One can hardly be blamed for not wanting to hear further commentary on the campus speech culture war.
So much of it trades in ideologically charged tropes; flashpoint anecdotes have worn thin. Nonetheless, academics worry about the state of discourse on campus for good reason. A positive discursive culture is core to the pedagogical mission of American higher education.
This was the motivation behind a recently released report on free expression at the University of North Carolina at Chapel Hill. UNC professors Jennifer Larson, Mark McNeilly and Timothy Ryan wanted to get beyond the anecdotes to determine, through an evidence-based investigation, whether UNC had a problem with respect to free expression, silencing and self-censorship.
And if so, could the evidence point the way toward solutions to “foster a campus environment that is tolerant and inclusive and where a wide array of views [is] aired in service of a search for truth”?
Some of the report’s findings confirm what conservative commentators have long been saying. High percentages of students across the ideological spectrum (24 percent of liberal respondents; 68 percent of conservative respondents) report that they withhold sincerely held political views relevant to class discussions.
Students report that they censor themselves out of fear that they will damage their relationship with their professor or lose respect among their peers. In focus groups, students described social fears, such as being labeled a racist or Nazi, for holding mainstream conservative points of view, for instance a stance in favor of limited government.

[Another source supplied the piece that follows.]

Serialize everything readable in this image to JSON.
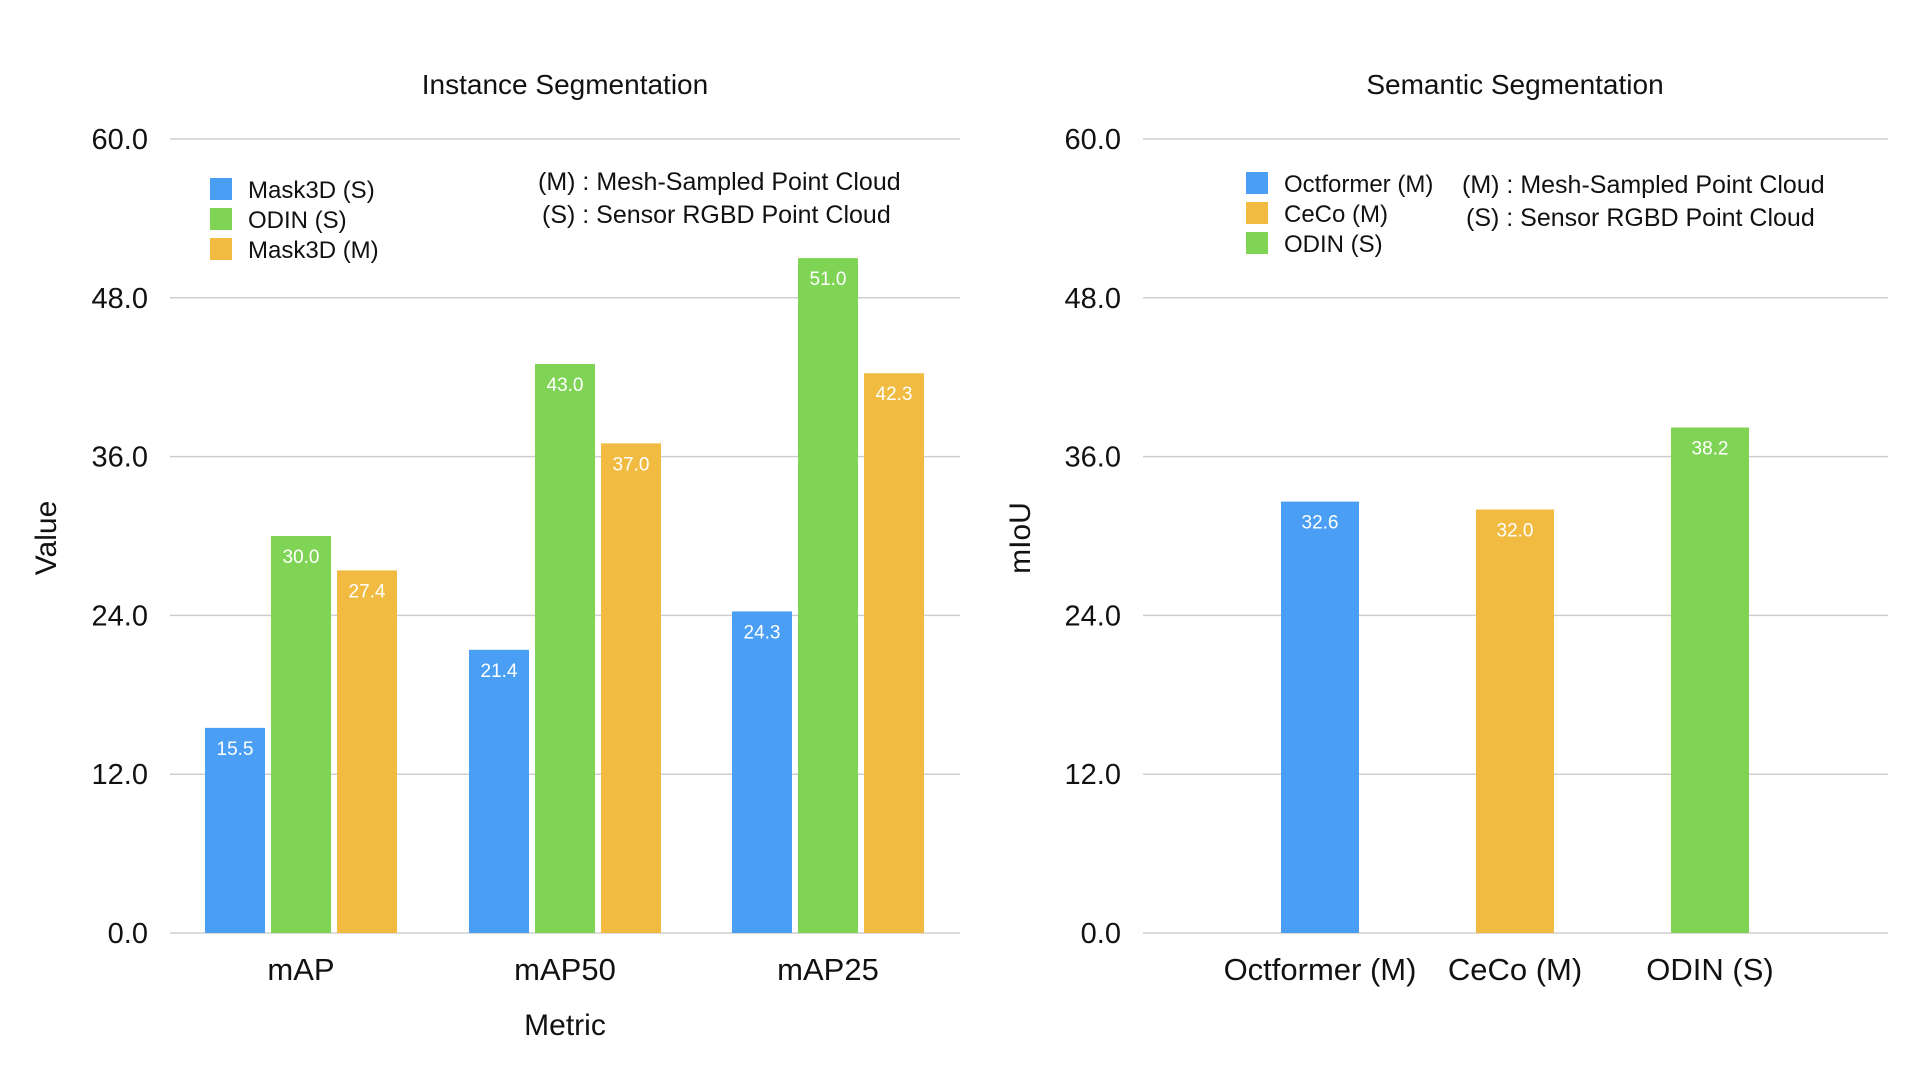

Other findings do not fit so neatly within the conservative narrative. The researchers find, for example, that most students believe that a majority of their professors make an honest effort to offer both sides of political topics when they arise in class. Further, students believe that when political topics are discussed, most professors encourage students to offer points of view that compete with the left-of-center perspective that is dominant on the UNC campus.
And in contrast to the notion that students want to be in a left-of-center echo chamber, across all categories — liberal, moderate and conservative — a majority of students responded that there are presently “too few” or “far too few” opportunities to engage with perspectives with which they disagree. The researchers conclude that these results reveal “substantial enthusiasm for more constructive disagreement or dialogue across the political spectrum.”
The key insight this report has to offer is the vital role that faculty play in shaping a positive campus culture of intellectual openness and constructive discourse. But good intentions are not enough. Students recognize that most faculty try to be balanced in classroom discussion of political topics. Nonetheless, many students expect retribution and ridicule if they venture a dissenting opinion. Faculty are therefore likely underestimating how much effort is required to overcome students’ impulse to withdraw and self-censor.
As the authors note, “a classroom silence that an instructor might perceive as tacit agreement (or perhaps lackadaisical indifference) might … actually come from apprehension about the consequences of expressing specific viewpoints.”
The researchers recommend that faculty be more deliberate about reminding students of their free expression rights. Just as important, to overcome student fears to the contrary, faculty must clearly signal their commitment to ensuring that the classroom environment is open to dissenting points of view — that dissent will be seen as an opportunity for learning, not an affront.
Creating that environment requires a commitment to practicing and developing in students the intellectual and emotional habits essential to constructive argumentation, such as epistemic humility, listening in a spirit of good faith, and resilience when one hears something with which they disagree.
While it may seem obvious that faculty can and should take responsibility for the quality of discourse and diversity of ideas on campus, the professoriate is generally not considered the go-to solution. Whatever one may think of executive orders, state-level legislation, trustee-driven initiatives, and student efforts aimed at improving the campus climate, it’s faculty who drive lasting change in the academy by defining the curriculum, shaping pedagogical practice, and influencing a campus culture over decades of service.
Their deliberate effort to develop in students the intellectual habits and discursive values that constructive dialogue requires is the most important ingredient in ensuring that the recommendations offered in the report translate into positive and lasting change.
But faculty are busy. As with all academics, it will be tempting for UNC faculty to read the report’s recommendation to hold first-year orientation programs on the value of free expression and training sessions to cultivate the skills associated with constructive discourse as the work of Student Affairs.
With sincere respect for the talented professionals who staff Student Affairs at UNC, this is not the lesson to be gleaned from the report. The lesson is that the caretakers of UNC’s academic culture are the UNC faculty. Full stop. All the good work of this investigation may be for naught if faculty do not see themselves as embracing the problem and owning the solution.
I put this concern to the report’s co-author Jennifer Larson. I asked her what she would say to colleagues reluctant to lean in on this issue. She said, “Few faculty would contest that the classroom holds unique transformative potential, so why not use that potential not only to engage with students about what free expression looks like, but also to practice having empathetic, constructive conversations?”
“Practice,” is the operative word. Students do not acquire the habits of mind that lead to constructive discourse from abstract principles of free expression alone. They acquire them through practice, with an experienced guide — their professor — coaching them along the way.